Postgraduates may need to revise salary expectations

IF YOU are a new graduate planning to do a postgraduate course in order to secure a higher starting salary in your first job, …

IF YOU are a new graduate planning to do a postgraduate course in order to secure a higher starting salary in your first job, you might want to think again.

A survey on the salary expectations of 10,000 students conducted recently by gradireland.com, the website of Graduate Careers Ireland, showed that students considering postgraduate study expected the qualification to make a real difference to their immediate earning power. A third of respondents believe they would earn more than €5,000 above the standard graduate salary when they started work. Based on the average graduate starting salary of about €27,000, this represents a premium of nearly 20 per cent.

Employers are pouring cold water on these expectations, judging by an accompanying graduate salary survey of more than 200 graduate employers in the Republic and Northern Ireland.
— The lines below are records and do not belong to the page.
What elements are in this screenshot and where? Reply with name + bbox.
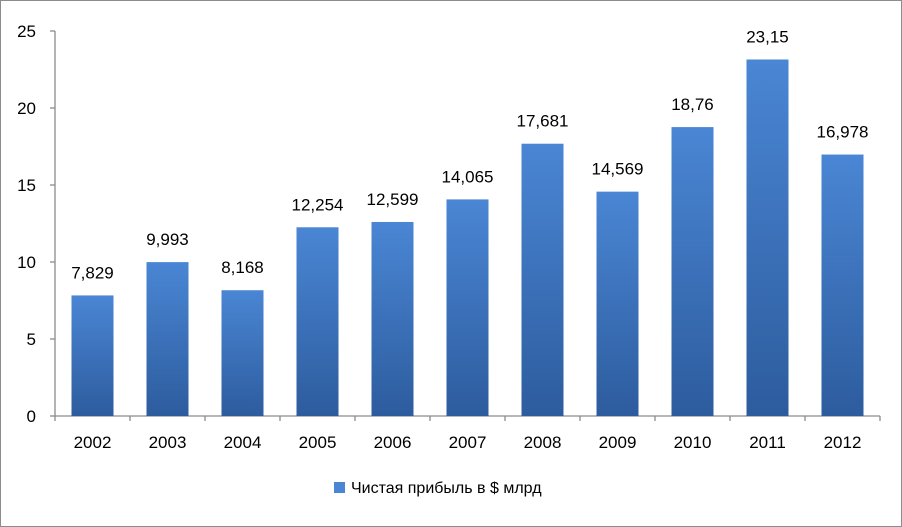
y-tick-label: 0 (27, 407, 36, 426)
axes: 0 5 10 15 20 25 2002 2003 2004 2005 2006 2007 2008 20… (17, 22, 881, 452)
y-tick-label: 25 (17, 22, 36, 41)
bar-2011 (746, 59, 789, 417)
x-tick-label: 2011 (749, 433, 786, 452)
data-label-2003: 9,993 (146, 230, 189, 249)
x-tick-label: 2004 (224, 433, 262, 452)
data-label-2008: 17,681 (517, 112, 569, 131)
bars (71, 59, 864, 417)
bar-2006 (371, 221, 414, 416)
data-label-2009: 14,569 (592, 160, 644, 179)
x-tick-label: 2005 (299, 433, 337, 452)
x-tick-label: 2007 (449, 433, 487, 452)
bar-2008 (521, 143, 564, 417)
x-tick-label: 2012 (824, 433, 862, 452)
y-tick-label: 15 (17, 176, 36, 195)
data-label-2002: 7,829 (71, 263, 114, 282)
legend-label: Чистая прибыль в $ млрд (351, 480, 542, 497)
data-label-2005: 12,254 (292, 195, 344, 214)
x-tick-label: 2008 (524, 433, 562, 452)
legend: Чистая прибыль в $ млрд (334, 480, 542, 497)
x-tick-label: 2003 (149, 433, 187, 452)
legend-swatch (334, 482, 345, 493)
x-tick-label: 2002 (74, 433, 112, 452)
data-label-2012: 16,978 (817, 123, 869, 142)
x-tick-label: 2009 (599, 433, 637, 452)
data-label-2011: 23,15 (746, 27, 789, 46)
y-tick-label: 20 (17, 99, 36, 118)
data-label-2006: 12,599 (367, 190, 419, 209)
data-label-2010: 18,76 (671, 95, 714, 114)
bar-2012 (821, 154, 864, 416)
y-tick-label: 10 (17, 253, 36, 272)
bar-2002 (71, 295, 114, 416)
x-tick-label: 2010 (674, 433, 712, 452)
bar-2009 (596, 191, 639, 416)
bar-2003 (146, 262, 189, 416)
bar-2010 (671, 127, 714, 416)
bar-2005 (296, 227, 339, 416)
y-tick-label: 5 (27, 330, 36, 349)
bar-2004 (221, 290, 264, 416)
data-label-2004: 8,168 (221, 258, 264, 277)
x-tick-label: 2006 (374, 433, 412, 452)
data-label-2007: 14,065 (442, 167, 494, 186)
data-labels: 7,829 9,993 8,168 12,254 12,599 14,065 17,681 1… (71, 27, 868, 282)
bar-2007 (446, 199, 489, 416)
The Graduate Salary Survey 2008, conducted by graduate careers information publisher GTI Ireland, shows that 40 per cent of respondents said they do not pay any more for PhD or Masters graduates, an increase of 5 per cent on the same survey in 2007. A postgraduate qualification affected salary in only a quarter of the companies surveyed.

READ MORE

Many firms said the decision whether to pay more than the standard graduate salary depends on the candidate. "There is a wide range of postgrad courses undertaken by students which are not necessarily progressions of their original qualification," said Dave Kilmartin, head of careers at DIT.

"This means they are entering into a new discipline area and as such could not expect to enter the labour market at a point higher than someone with several years' experience in the industry."
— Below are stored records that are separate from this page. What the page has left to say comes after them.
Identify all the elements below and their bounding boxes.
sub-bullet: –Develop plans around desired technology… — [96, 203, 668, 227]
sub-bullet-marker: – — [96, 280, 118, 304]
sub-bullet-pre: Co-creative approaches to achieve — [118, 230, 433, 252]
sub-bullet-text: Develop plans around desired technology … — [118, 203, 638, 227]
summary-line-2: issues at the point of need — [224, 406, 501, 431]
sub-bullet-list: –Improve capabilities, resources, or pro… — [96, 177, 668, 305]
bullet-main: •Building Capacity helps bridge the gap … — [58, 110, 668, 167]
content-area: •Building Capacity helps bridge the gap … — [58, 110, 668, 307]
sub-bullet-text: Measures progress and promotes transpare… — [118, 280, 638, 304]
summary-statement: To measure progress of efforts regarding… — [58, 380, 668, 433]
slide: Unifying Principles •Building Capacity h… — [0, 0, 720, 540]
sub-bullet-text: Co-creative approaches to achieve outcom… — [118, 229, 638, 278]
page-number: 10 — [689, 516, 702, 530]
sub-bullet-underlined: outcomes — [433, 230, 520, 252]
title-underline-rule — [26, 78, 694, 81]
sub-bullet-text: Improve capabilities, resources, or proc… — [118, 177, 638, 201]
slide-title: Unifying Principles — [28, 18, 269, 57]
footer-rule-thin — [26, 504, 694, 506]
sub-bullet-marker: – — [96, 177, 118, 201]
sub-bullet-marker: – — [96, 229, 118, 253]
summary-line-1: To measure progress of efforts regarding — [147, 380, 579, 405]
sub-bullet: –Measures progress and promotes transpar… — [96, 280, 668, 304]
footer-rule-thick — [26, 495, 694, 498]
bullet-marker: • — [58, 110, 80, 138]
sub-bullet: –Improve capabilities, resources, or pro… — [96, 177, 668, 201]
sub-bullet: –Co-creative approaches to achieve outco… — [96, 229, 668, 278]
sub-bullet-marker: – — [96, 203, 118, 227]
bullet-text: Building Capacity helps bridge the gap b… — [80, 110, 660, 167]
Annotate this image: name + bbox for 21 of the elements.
Robert Mac Giolla Phadraig, associate director with Sigmar Recruitment, says that the postgraduates most likely to achieve a higher starting salary are those who have a good general degree, such as engineering or science, with two or three years' industry experience under their belt, and who returned to college to do a course geared to the specific needs of their sector. "It makes them that bit more marketable," he said.

For those who do a postgraduate straight after their first degree, "my experience is that it just helps them to focus on a particular niche market and makes them more attractive to employers, but doesn't necessarily get them more money," said Mac Giolla Phadraig. Such candidates could rarely expect to achieve a 20 per cent salary premium over the standard starting grade, especially if it is a broad qualification, he said.
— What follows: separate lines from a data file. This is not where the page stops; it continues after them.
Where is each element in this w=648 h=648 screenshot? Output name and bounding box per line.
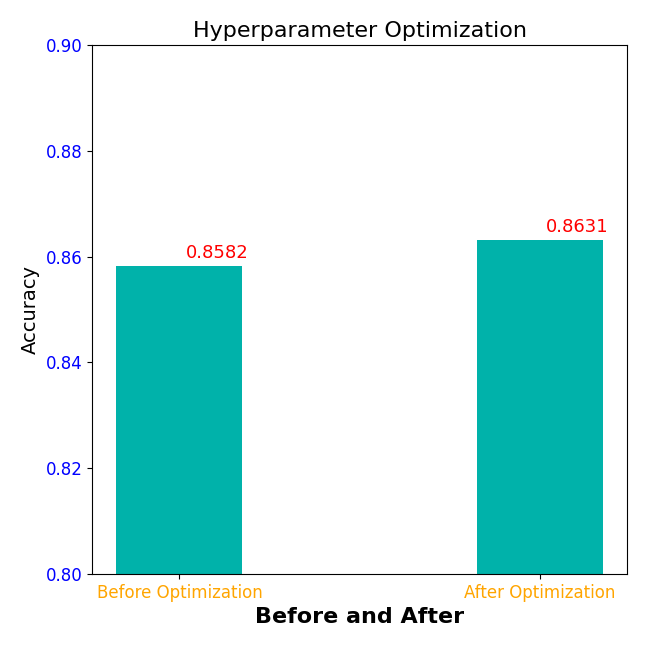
Text: 0.8631: 0.8631: [546, 218, 608, 236]
Title: Hyperparameter Optimization: Hyperparameter Optimization: [192, 21, 527, 41]
X-axis label: Before and After: Before and After: [255, 607, 464, 627]
Text: 0.8582: 0.8582: [186, 244, 248, 262]
Bar: [477, 240, 603, 648]
Bar: [116, 266, 242, 648]
Y-axis label: Accuracy: Accuracy: [21, 265, 40, 354]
Achieving a higher starting salary also depends very much on what sector you want to work in, according to the survey. Not surprisingly, building and planning, science and engineering are the sectors where companies are most likely to pay more for a postgraduate recruit. But in the science and building/planning sectors, 50 per cent of those companies who would pay extra said they would pay their postgraduate recruits less than 10 per cent above the standard salary.

Companies in the IT sector were among the highest proportion of firms that will pay extra, but only if the candidate can meet "additional criteria", such as specific technology skills acquired from a specific course.

The companies least likely to grant a salary premium to those with postgraduate qualifications are those in retailing, sales and customer service; business, management and administration; and media, advertising, marketing, publishing and PR.

Graduates should be clear about their motivations, particularly in an economic downturn, says Caroline Kennedy, careers officer at the National College of Ireland. "The worst thing they can do is use a postgraduate as a way of delaying entry into the job market."